All three of us were following the directions to Gorgonio from SoCal Hiker, which at one point say there’s a junction. Never so badly have I wanted a junction, because just beyond the junction is a brief and relatively easy stroll to the summit.
After the junction was a first for me: A big ice patch. It was well packed and slippery, but once again I give all the credit to my poles. Those things continue to come in handy in ways I never considered when I first got them.
Just beyond that ice field is the summit, which is a bit anticlimactic for being on the highest point in the region.
It’s so large that the expansive views of something like Cucamonga Peak or Mt. St. Jacinto aren’t really there. Still, it’s fun to see the sign and lift it up in victory, knowing you conquered SoCal’s mightiest beast.
Lea, Christian and I got up there at the same time and we had it to ourselves for a long while. That’s always a treat! We ate snacks, took pictures of ourselves posing with the sign and talked about our hiking bucket lists. It was nice making some official hiking friends – my first!
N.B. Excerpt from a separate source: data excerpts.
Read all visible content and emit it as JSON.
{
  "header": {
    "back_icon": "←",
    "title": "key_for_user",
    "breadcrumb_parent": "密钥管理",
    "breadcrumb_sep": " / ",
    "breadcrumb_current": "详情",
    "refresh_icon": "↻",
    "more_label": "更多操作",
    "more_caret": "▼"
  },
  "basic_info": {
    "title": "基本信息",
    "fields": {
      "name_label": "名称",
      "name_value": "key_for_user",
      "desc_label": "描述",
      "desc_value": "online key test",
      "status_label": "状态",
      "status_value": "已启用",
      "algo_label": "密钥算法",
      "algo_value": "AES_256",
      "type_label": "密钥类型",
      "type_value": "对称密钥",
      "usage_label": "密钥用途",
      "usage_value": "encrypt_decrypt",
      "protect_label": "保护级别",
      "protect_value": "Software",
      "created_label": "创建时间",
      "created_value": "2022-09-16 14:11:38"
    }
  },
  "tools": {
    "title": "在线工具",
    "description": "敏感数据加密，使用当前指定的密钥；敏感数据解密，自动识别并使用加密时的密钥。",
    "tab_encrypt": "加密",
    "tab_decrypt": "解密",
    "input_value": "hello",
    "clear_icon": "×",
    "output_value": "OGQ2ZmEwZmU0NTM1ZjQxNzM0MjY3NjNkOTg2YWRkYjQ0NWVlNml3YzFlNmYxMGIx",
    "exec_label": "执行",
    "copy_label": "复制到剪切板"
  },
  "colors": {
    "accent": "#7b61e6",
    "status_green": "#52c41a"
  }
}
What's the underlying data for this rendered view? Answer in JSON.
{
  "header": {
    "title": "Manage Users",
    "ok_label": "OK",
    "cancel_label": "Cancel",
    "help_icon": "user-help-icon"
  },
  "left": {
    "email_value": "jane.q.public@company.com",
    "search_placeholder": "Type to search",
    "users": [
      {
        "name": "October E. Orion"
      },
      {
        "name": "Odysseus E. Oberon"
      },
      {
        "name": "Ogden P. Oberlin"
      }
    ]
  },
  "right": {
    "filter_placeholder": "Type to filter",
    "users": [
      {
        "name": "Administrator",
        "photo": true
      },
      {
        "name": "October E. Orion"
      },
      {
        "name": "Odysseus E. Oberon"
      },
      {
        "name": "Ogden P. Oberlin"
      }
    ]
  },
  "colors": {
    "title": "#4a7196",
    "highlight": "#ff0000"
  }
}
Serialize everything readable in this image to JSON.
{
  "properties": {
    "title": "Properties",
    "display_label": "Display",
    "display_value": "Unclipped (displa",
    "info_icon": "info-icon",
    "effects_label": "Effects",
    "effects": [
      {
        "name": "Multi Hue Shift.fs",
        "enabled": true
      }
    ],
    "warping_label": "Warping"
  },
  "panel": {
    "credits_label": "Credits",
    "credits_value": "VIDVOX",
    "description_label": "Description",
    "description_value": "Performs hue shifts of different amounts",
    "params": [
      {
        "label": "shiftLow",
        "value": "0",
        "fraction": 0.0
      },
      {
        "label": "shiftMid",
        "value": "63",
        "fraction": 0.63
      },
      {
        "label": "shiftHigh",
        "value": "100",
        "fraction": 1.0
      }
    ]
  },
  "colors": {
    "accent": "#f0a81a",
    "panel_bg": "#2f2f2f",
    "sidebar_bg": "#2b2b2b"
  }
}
The trip down was a long one. And the litany of false trails didn’t help.
Gaia GPS app
This is a good time for me to recommend the Gaia GPS app. It’s $19.99 and worth every penny. And believe me: I don’t like spending any money on apps, not even $1.99. So, for me to recommend an app that costs this much… It has to be good.
You can download GPS tracks from hikes you want to do, which is what I use it for most frequently. You can also record your own tracks.
For me, though, it’s a tool to prevent me from getting lost and dying. It works in airplane mode, and I check it throughout my hike to ensure I’m on the trail and going in the right direction.
I’m here typing this, so it must be working!
Gaia has no idea who I am and no one is paying me or blackmailing me or anything of the sort. I’m just a big fan.
False trails on the way down
I got the app just before this hike and am so glad I did! That’s because I wound up off trail several times, thanks to probably about 10 false trails. Once I sensed something wasn’t right, I could call up the app and see where I had gone and make my way back to the main trail.
The GPS can pinpoint your location most accurately when you’re not surrounded by canyon walls and tall trees, but even in the latter cases, it still works really well.
Whatever you do, have some kind of map or other way to avoid getting too far off course.
This is a hike I can’t wait to do again. Next year, I plan to tackle it at least once as part of the Three Peaks Challenge (I’m going for the 72-hour one).